Tears pattered onto Reed’s bloody face, leaving runnels in the blood.  “He was so brave.”  She said, her hands slipping as she tried to staunch the flow of blood from a wound.  “They just came out of nowhere and he didn’t even have a proper weapon but he killed one with the kitchen knife.  Just when the others were about to catch us he did something and this light blasted holes in three of them but there were so many.”

Kain walked calmly out of the bushes and knelt next to them.  “He will live child.”  He said, passing his hands over Reed with practiced motions.  “I have not arrived too late.  Reed is young and has not lost too much blood yet.  It was a near thing, but the spark of his life is strong.”

Alanna sat down hard, still shaking with emotion but looking less desperate.  She watched with wide eyes as Kain coaxed the power of the goddess of nature he revered to stitch together the many wounds on Reed’s body.  The rigid tension of pain relaxed from his face and his breathing steadied.

“This is what it means to be out here.”  Callindra said in a flat voice.  “You did fairly well for your first fight.”
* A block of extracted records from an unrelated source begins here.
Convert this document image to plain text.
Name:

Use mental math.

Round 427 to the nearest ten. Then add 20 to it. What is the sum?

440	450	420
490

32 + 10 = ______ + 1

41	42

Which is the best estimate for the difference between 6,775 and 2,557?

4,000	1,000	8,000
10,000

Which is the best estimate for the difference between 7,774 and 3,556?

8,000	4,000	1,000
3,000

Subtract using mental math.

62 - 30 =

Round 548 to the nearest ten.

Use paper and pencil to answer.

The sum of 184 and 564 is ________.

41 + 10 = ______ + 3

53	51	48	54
“I didn’t do anything.”  Alanna said miserably, “I just stabbed one of them after Reed … fell.”

“You didn’t die.  That’s more than most people can say about their first fight.”  She pointed to a long shallow gash on the girl’s arm.  “You should let Kain see to that.”

With a squeak of surprise, Alanna’s eyes rolled back in her head and she slumped gracefully over on her side in a dead faint.
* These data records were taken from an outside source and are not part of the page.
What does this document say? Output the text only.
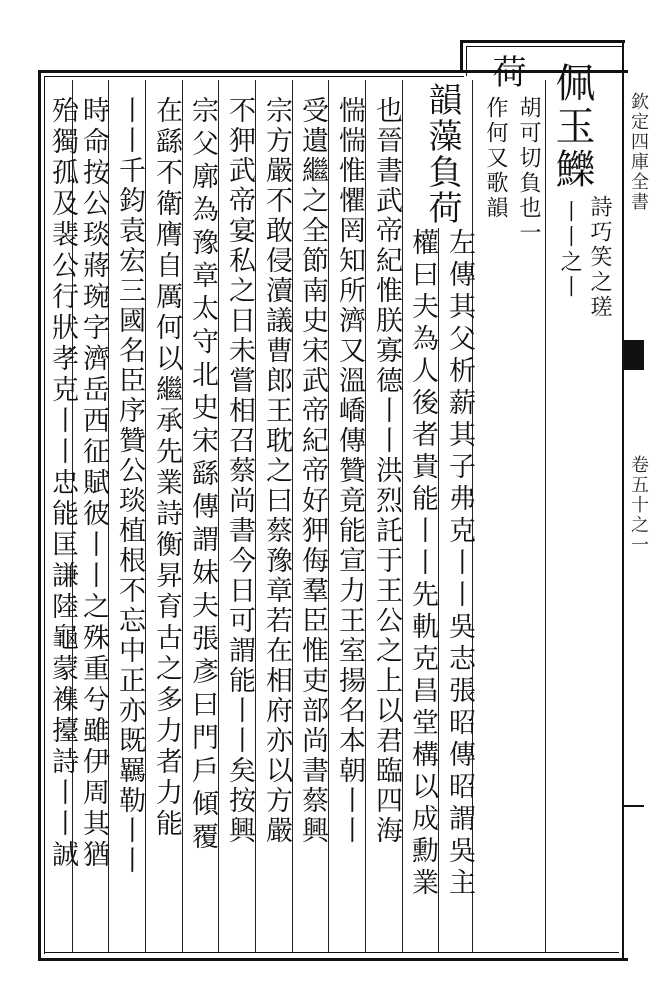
欽定四庫全書
卷五十之一
佩玉鱳
詩巧笑之瑳
丨丨之丨
荷
胡可切負也一
作何又歌韻
韻藻負荷
左傳其父析薪其子弗克丨丨吳志張昭傳昭謂吳主
權曰夫為人後者貴能丨丨先軌克昌堂構以成勳業
也晉書武帝紀惟朕寡德丨丨洪烈託于王公之上以君臨四海
惴惴惟懼罔知所濟又溫嶠傳贊竟能宣力王室揚名本朝丨丨
受遺繼之全節南史宋武帝紀帝好狎侮羣臣惟吏部尚書蔡興
宗方嚴不敢侵瀆議曹郎王耽之曰蔡豫章若在相府亦以方嚴
不狎武帝宴私之日未嘗相召蔡尚書今日可謂能丨丨矣按興
宗父廓為豫章太守北史宋繇傳謂妹夫張彥曰門戶傾覆
在繇不衛膺自厲何以繼承先業詩衡昇育古之多力者力能
丨丨千鈞袁宏三國名臣序贊公琰植根不忘中正亦既羈勒丨丨
時命按公琰蔣琬字濟岳西征賦彼丨丨之殊重兮雖伊周其猶
殆獨孤及裴公行狀孝克丨丨忠能匡謙陸龜蒙襍擡詩丨丨誠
“We don’t have time to send her home.”  Callindra muttered to herself, “But she’s not going to last long here and now she knows it.”

Kain put a foul smelling ointment on Alanna’s arm and bound it with a clean bandage.  “This is superficial.  She will have a scar of course, but I can’t waste the energy on vanity.”
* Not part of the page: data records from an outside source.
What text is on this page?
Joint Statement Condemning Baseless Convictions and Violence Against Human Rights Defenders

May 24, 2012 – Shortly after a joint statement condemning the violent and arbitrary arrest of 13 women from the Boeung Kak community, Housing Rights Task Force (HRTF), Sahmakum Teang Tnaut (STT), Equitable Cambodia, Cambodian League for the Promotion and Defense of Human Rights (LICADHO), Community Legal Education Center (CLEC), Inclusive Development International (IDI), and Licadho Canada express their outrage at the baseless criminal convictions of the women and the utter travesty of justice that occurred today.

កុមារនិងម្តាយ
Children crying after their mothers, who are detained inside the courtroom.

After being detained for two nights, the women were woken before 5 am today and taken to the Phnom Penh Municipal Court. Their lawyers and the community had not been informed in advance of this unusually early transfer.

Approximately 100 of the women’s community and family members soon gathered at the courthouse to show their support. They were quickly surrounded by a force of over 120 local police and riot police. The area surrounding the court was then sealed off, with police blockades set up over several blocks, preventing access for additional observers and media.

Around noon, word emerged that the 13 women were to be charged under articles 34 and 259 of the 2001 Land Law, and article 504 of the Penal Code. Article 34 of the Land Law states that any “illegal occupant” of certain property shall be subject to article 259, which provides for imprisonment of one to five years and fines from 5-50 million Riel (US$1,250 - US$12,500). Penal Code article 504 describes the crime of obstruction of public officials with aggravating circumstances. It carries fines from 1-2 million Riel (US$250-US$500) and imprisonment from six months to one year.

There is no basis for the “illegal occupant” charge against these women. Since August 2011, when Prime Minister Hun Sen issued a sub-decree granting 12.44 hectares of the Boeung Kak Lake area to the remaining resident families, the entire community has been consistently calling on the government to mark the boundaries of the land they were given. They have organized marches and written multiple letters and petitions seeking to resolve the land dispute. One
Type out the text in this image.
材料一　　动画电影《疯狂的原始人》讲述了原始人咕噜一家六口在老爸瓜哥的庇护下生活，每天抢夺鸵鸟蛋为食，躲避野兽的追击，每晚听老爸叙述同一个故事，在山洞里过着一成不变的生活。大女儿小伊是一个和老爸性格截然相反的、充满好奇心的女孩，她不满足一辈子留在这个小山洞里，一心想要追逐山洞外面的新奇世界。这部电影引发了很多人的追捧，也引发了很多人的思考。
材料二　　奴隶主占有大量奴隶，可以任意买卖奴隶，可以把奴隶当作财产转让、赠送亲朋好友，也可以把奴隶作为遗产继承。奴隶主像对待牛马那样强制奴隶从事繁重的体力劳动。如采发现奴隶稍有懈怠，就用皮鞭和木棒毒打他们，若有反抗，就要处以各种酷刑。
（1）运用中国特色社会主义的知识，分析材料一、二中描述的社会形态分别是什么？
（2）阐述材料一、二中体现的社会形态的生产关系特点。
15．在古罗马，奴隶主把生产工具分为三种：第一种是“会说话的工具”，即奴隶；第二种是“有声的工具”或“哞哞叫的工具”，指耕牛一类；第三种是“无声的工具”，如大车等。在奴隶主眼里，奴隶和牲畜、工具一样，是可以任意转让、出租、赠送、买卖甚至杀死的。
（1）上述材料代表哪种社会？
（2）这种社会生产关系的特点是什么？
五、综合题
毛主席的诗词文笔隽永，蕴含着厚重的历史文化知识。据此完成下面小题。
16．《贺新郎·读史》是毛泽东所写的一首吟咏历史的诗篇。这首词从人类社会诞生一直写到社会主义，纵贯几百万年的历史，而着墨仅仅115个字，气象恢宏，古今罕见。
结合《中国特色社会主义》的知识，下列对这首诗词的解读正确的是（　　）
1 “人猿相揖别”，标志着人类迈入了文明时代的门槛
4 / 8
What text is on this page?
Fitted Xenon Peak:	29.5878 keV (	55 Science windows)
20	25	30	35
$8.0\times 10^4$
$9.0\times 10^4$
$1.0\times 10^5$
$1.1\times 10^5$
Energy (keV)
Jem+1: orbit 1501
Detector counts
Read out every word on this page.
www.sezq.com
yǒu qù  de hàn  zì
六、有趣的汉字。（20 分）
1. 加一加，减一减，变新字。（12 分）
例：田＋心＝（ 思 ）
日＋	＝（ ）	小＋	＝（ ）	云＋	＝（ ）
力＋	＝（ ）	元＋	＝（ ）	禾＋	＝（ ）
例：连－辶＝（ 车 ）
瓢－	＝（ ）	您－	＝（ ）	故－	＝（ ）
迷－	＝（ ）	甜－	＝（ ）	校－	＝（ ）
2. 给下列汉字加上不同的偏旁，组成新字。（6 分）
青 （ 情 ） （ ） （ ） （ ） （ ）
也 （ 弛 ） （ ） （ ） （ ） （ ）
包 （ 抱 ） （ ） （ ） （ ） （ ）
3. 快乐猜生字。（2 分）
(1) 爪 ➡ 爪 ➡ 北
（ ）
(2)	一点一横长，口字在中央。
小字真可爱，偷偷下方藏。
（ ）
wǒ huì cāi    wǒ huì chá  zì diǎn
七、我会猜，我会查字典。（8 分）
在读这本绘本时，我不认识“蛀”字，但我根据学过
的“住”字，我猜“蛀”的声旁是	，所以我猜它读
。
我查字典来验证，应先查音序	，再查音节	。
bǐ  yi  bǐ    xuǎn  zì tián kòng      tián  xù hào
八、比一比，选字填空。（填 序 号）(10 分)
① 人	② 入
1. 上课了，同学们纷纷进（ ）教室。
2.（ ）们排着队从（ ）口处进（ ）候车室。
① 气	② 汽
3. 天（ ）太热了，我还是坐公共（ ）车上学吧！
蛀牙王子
Callindra turned her gaze to Reed, eyeing his face that looked so much more like the boy he was when he was sleeping.  “Idiot.  Thirteen years old and thinking he can take on the world.”  By all the gods and demons how was she going to live with herself when she led them all to their deaths.

“Let me see to your wounds as well.”  Kain said, a touch of wary empathy in his voice.  “Some of these are quite serious.”

Callindra blinked, remembering that she had only barely survived the last battle herself.  “Right.  Thank you.”

“Remarkable.”  Connor said.  He had flipped down his goggles and his eyes were magnified and seemed to swirl.  “I have heard stories, but I’ve never actually seen someone wielding that kind of power before.”

As always, she was utterly exhausted and ravenously hungry after Kain’s healing magic, but she forced herself to focus.  “We are heading out.”  She said looking at the assembled companions.  “This is Connor, he’s not a Taken and that’s good enough for me for right now.  I want to be miles away from here before the sun is above the treeline.”

“You are hardly in any condition to travel.”  Vilhylm said, sounding halfhearted in his resistance.

“I am leaving whether or not you have the sense to come.”  Callindra snapped, “The amount of noise we made and the level of magic we expended here will have drawn the attention of every Taken for a ten mile radius or more.  I want to be gone in the next ten minutes.”

“I will carry Reed.”  Alanna said, her eyes daring them to deny her.

“If you can’t keep up, pass him off to someone stronger.”  Callindra said without rancor.

With that she began to strike her tent and pack her bedroll.  If she didn’t keep moving she knew she’d fall asleep.